Im Jahre 1987 war der Kreis der Mitarbeiter/-innen und Patienten schon derart angewachsen, dass die Sozialstation in Rudow
und Gropiusstadt aufgeteilt wurde.
Heute befindet sich der Ausgangspunkt für die Tätigkeit unserer Sozialstation wieder ausschließlich in Alt-Rudow. Ansprüche
und Anforderungen an die Pflege haben sich geändert. Manches Mal erinnern sich unsere Mitarbeiter mit ein bisschen Wehmut
an damals, als man „noch richtig viel Zeit hatte für die Patienten“. Dafür kann fachgerechte Hilfe heute sehr viel schneller
und zielgerichteter erfolgen. Im Bereich der Wundpflege (Wundmanagement) und der Pflege Schwerstkranker, bei denen oft Ernährungs-
und Schmerzpumpen eingesetzt werden müssen, können wir beispielsweise heute viel mehr erreichen als noch vor 20 Jahren.
Wann sind wir für Sie da?
Wir unterstützen und begleiten Hilfesuchende, Kranke und Behinderte in allen Phasen von Gesundheit, Genesung und Bewältigung
von Krankheit und Pflegebedürftigkeit unter Beachtung des sozialen Umfeldes. Unsere besondere Fürsorge gilt der Begleitung
Schwerstkranker und Sterbender sowie deren Angehöriger und Freunde in allen Phasen des Sterbens und der Trauerarbeit in Zusammenarbeit
mit dem ambulanten Caritas-Hospiz Hausbetreuungsdienst.
Wie arbeiten wir?
Unsere Station nutzt die Vernetzung und Kooperation mit anderen Einrichtungen des Caritasverbandes als Möglichkeit, für den
pflegebedürftigen Menschen ganzheitlich orientierte Pflegebedingungen zu schaffen. Die verschiedenen ambulanten, stationären
und teilstationären Einrichtungen arbeiten vernetzt,
Wichtige Partner sind die Caritas Altenhilfe GGmbH, die katholischen Krankenhäuser, der Fahrbare Mittagstisch, der ambulante Caritas-Hospiz Hausbetreuungsdienst, der Malteser
Hilfsdienst sowie die anderen Sozialstationen und die Bezirksstellen des Caritasverbandes.

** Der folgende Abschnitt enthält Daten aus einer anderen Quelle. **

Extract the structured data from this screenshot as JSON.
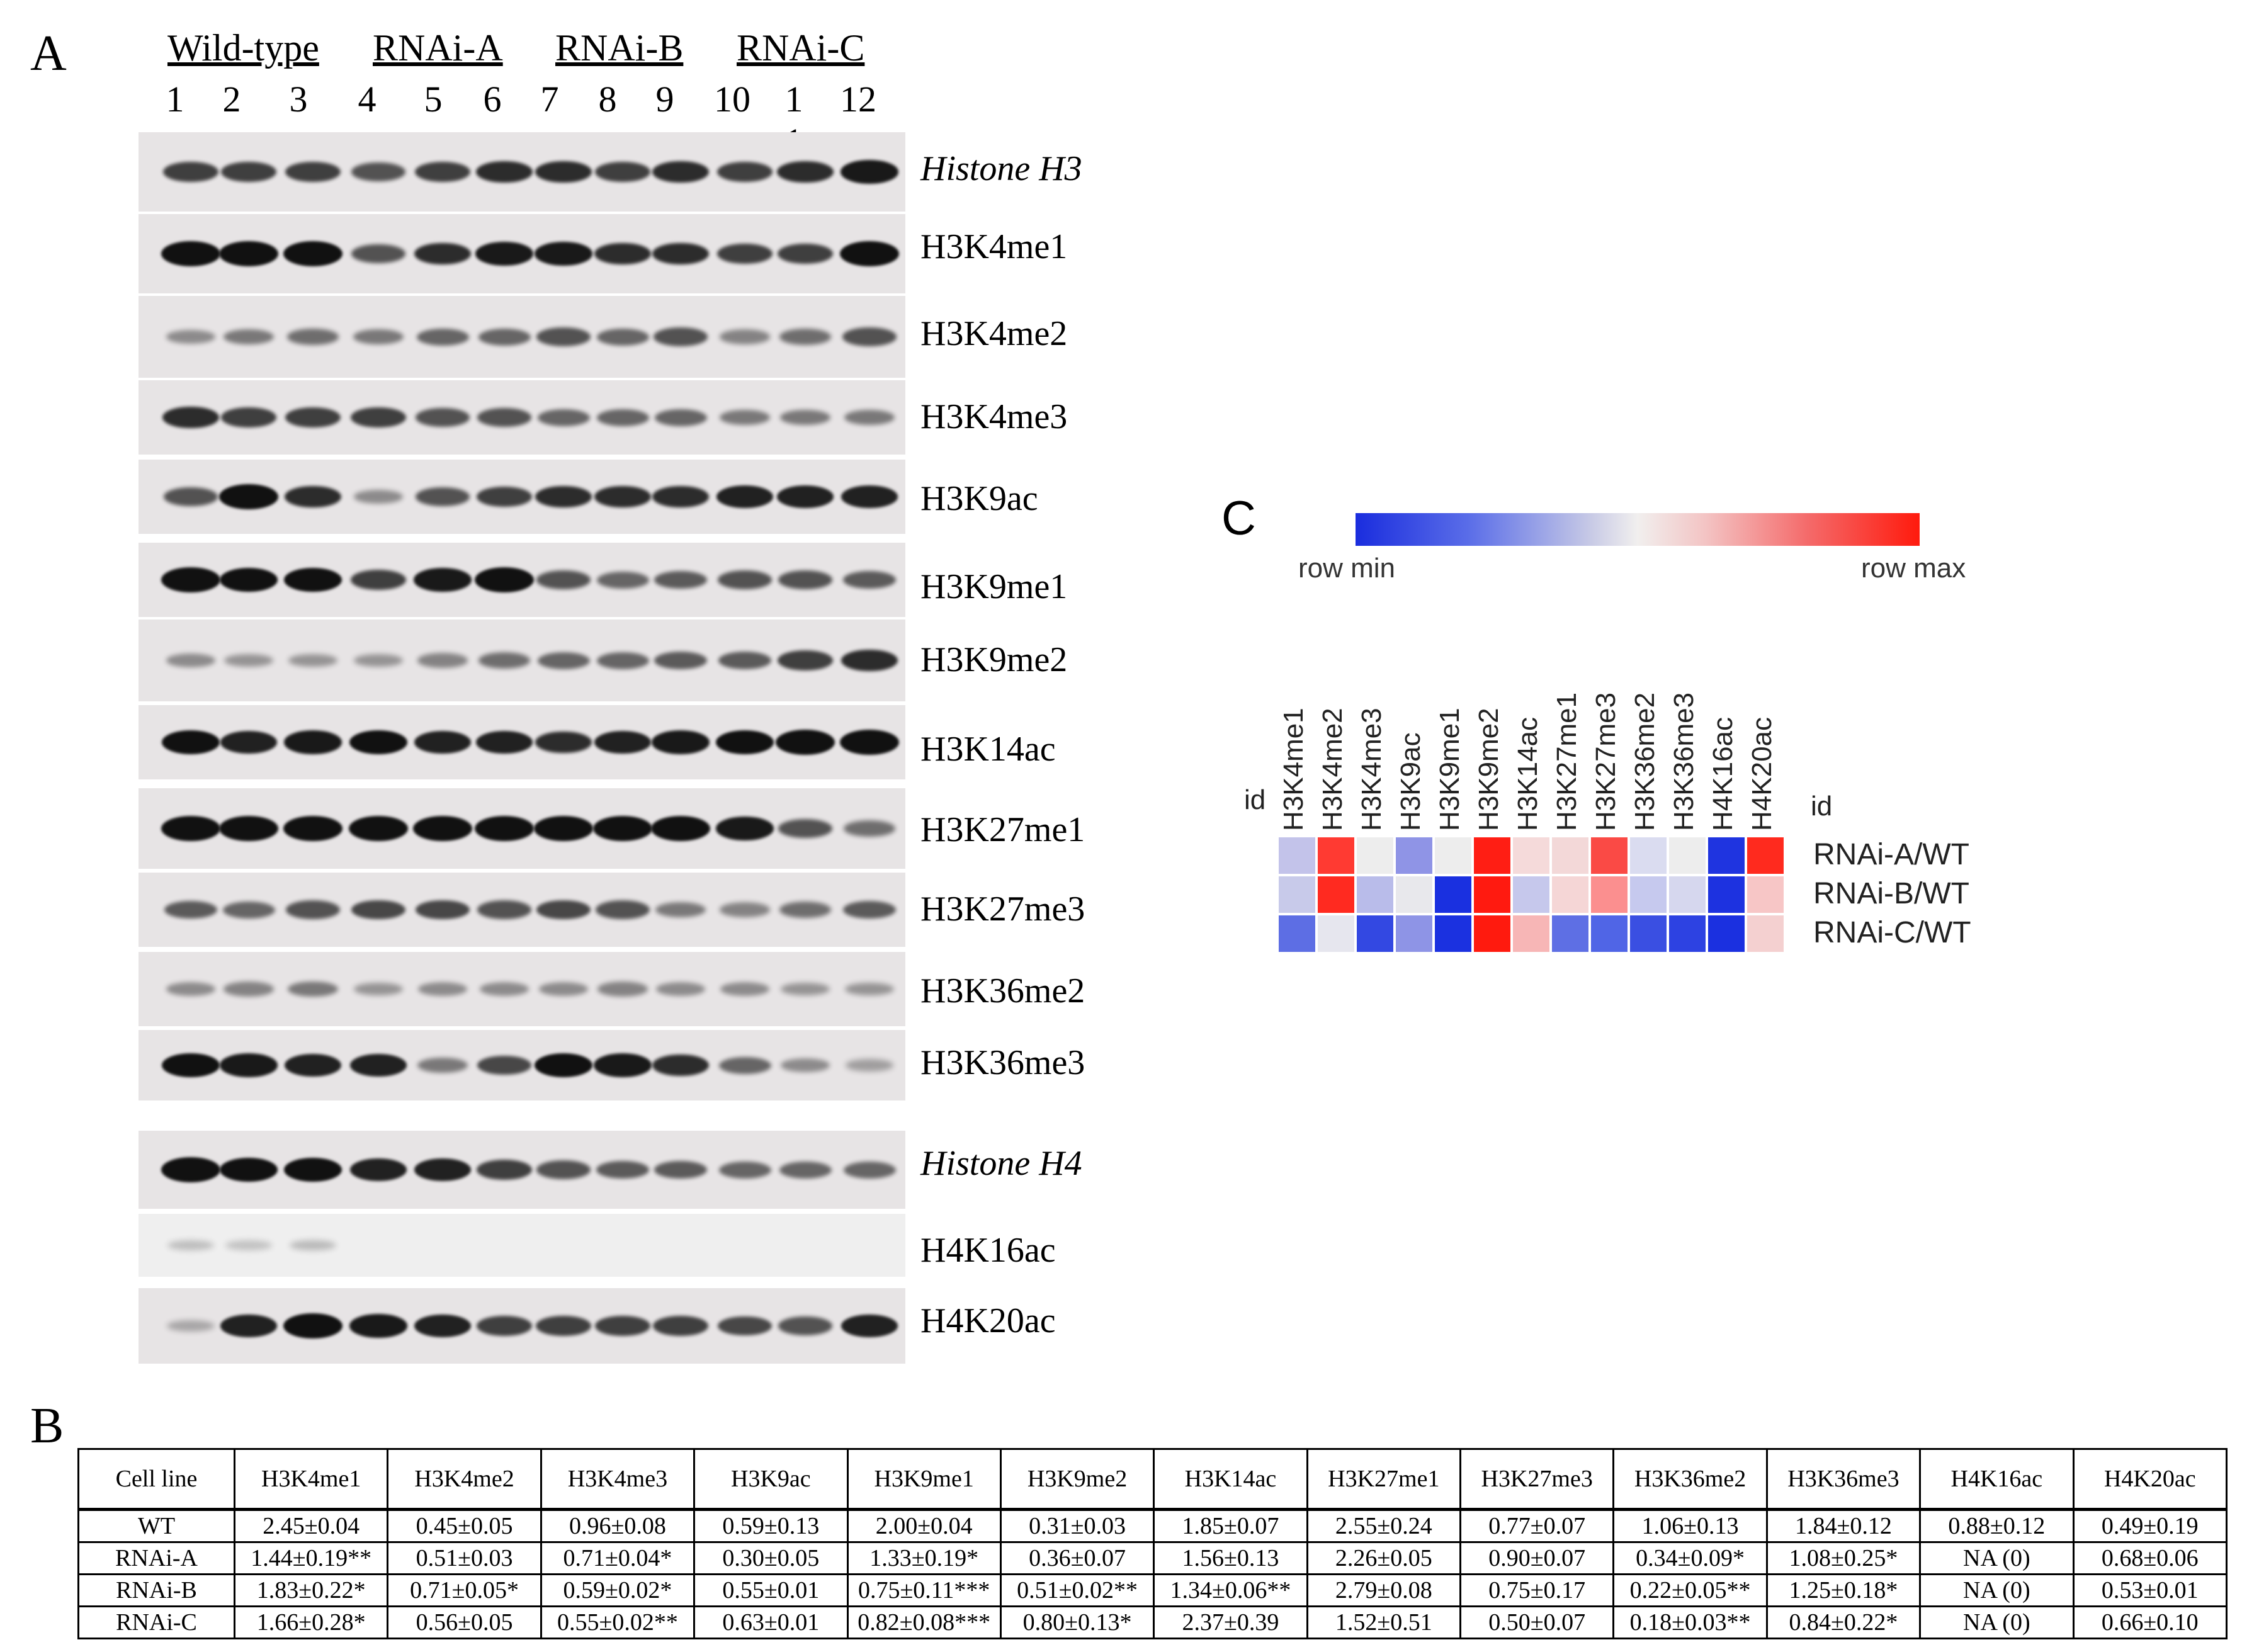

Darüber hinaus arbeiten wir selbstverständlich eng mit Ärzten, Krankenhäusern, Krankenkassen, Ämtern sowie weiteren Partnern
zusammen. So können wir Ihnen ein professionelles Netz der häuslichen Pflege zur Verfügung stellen.
Ein Beispiel für die erfolgreiche Zusammenarbeit ist die Portversorgung. Dank der Zusammenarbeit mit niedergelassenen Ärzten
können wir für unsere Kunden die notwendige Portversorgung sicherstellen.